My first question was what’d be his reaction to a super powered police force. Here’s a translation of what he said to me: “I’d fear them even more, this super powered police, cause I see that the police behavior is so related to intimidation and power over the population, and if that already happens with normal cops in uniforms carrying weapons, a super powered cop would only make things worse. I think I’d be more apprehensive and always vigilant, cause the police already treat me and my peers as suspects at first sight and everything I hear from people close to me are complaints in that regard. Police brutality would only grow and the vulnerable black community would be targeted even more. This would be completely dystopic, we don’t need to go far to find cases of police brutality where people end up dead, this happens all over the world, and that’s why a movement like BLACK LIVES MATTER is important and is being adhered basically everywhere. Another question is the relation between the Police and the State and how the police force represents the control over the population, and in the world we live in that means the constant need to violently punish marginalized people.” That’s painful to hear, specially from someone you love. I then asked him a quick follow up question: “Do you think that if everyone had powers the police force would make itself necessary?”

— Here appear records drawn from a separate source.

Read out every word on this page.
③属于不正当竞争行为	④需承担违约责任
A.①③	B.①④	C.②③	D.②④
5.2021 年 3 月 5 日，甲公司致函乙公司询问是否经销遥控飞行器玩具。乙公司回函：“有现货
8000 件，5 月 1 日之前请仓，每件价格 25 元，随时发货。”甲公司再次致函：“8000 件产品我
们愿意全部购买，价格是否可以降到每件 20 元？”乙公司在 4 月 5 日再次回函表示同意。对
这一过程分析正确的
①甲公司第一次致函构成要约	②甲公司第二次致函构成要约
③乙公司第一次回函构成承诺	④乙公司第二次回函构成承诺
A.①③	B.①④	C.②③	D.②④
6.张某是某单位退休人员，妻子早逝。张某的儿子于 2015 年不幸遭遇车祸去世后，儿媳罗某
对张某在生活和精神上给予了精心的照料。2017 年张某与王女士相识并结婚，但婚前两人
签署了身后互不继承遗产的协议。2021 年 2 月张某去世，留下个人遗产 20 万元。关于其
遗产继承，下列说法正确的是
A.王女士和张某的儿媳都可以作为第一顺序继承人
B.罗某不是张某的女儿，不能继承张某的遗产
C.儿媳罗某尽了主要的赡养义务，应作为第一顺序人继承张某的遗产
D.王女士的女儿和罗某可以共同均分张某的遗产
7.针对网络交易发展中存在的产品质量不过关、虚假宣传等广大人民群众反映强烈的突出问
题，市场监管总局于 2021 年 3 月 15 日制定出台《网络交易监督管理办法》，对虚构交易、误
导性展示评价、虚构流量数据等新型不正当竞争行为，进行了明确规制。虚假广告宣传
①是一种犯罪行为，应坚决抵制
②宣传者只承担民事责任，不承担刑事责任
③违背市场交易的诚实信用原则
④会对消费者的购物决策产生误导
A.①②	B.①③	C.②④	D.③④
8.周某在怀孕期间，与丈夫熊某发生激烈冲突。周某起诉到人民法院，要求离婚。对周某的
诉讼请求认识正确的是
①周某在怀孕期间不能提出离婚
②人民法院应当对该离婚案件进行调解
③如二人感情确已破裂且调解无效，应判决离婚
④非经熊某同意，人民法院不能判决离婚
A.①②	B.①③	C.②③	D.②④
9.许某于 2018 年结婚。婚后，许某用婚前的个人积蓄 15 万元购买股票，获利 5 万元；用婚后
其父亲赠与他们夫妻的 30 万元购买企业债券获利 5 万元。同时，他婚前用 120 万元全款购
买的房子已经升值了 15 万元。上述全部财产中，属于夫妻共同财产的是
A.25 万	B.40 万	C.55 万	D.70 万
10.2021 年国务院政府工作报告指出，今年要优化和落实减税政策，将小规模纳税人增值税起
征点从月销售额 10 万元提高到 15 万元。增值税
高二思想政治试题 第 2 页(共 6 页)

His answer was: “I don’t think the police would make itself necessary in this case, as it isn’t in the world we live in today. I think that would only escalate the oppression, nothing would be solved through diplomacy but over a constant fight for power.”
As Columbo would say “One more thing”. The main character is named Robyn and she’s, basically, a sidekick for Smax. Smax is a big, strong, individualistic hero. Is Robyn going to show that being a lone wolf and a lose cannon does not pay? If Tom Strong represents a Super Man, and Promethea is a Woman of Legend, can Smax represent a man that, much like a Bat, thinks of himself as an apex predator but in reality works better as part of a team? Since all my knowledge comes from comic books that’s what I think bats are like but I might be wrong. I’ve only read the first issue so I honestly have no idea. But as Grant Morrison said in SUPERGODS, their book about super heroes: “Superman is a Socialist hero, Batman is a Capitalist hero”, or something like that.. All I know is, Sargent Ceasar is an anthropomorphic Dog, he’s polite and dresses somewhat elegantly, and is also in a position of authority much like Principal Nezu. This is just the first proof that Top 10 is Alan Moore’s My Hero Academia.
“The other guys are mostly dogs, lesbians and devil worshippers. They seem okay.”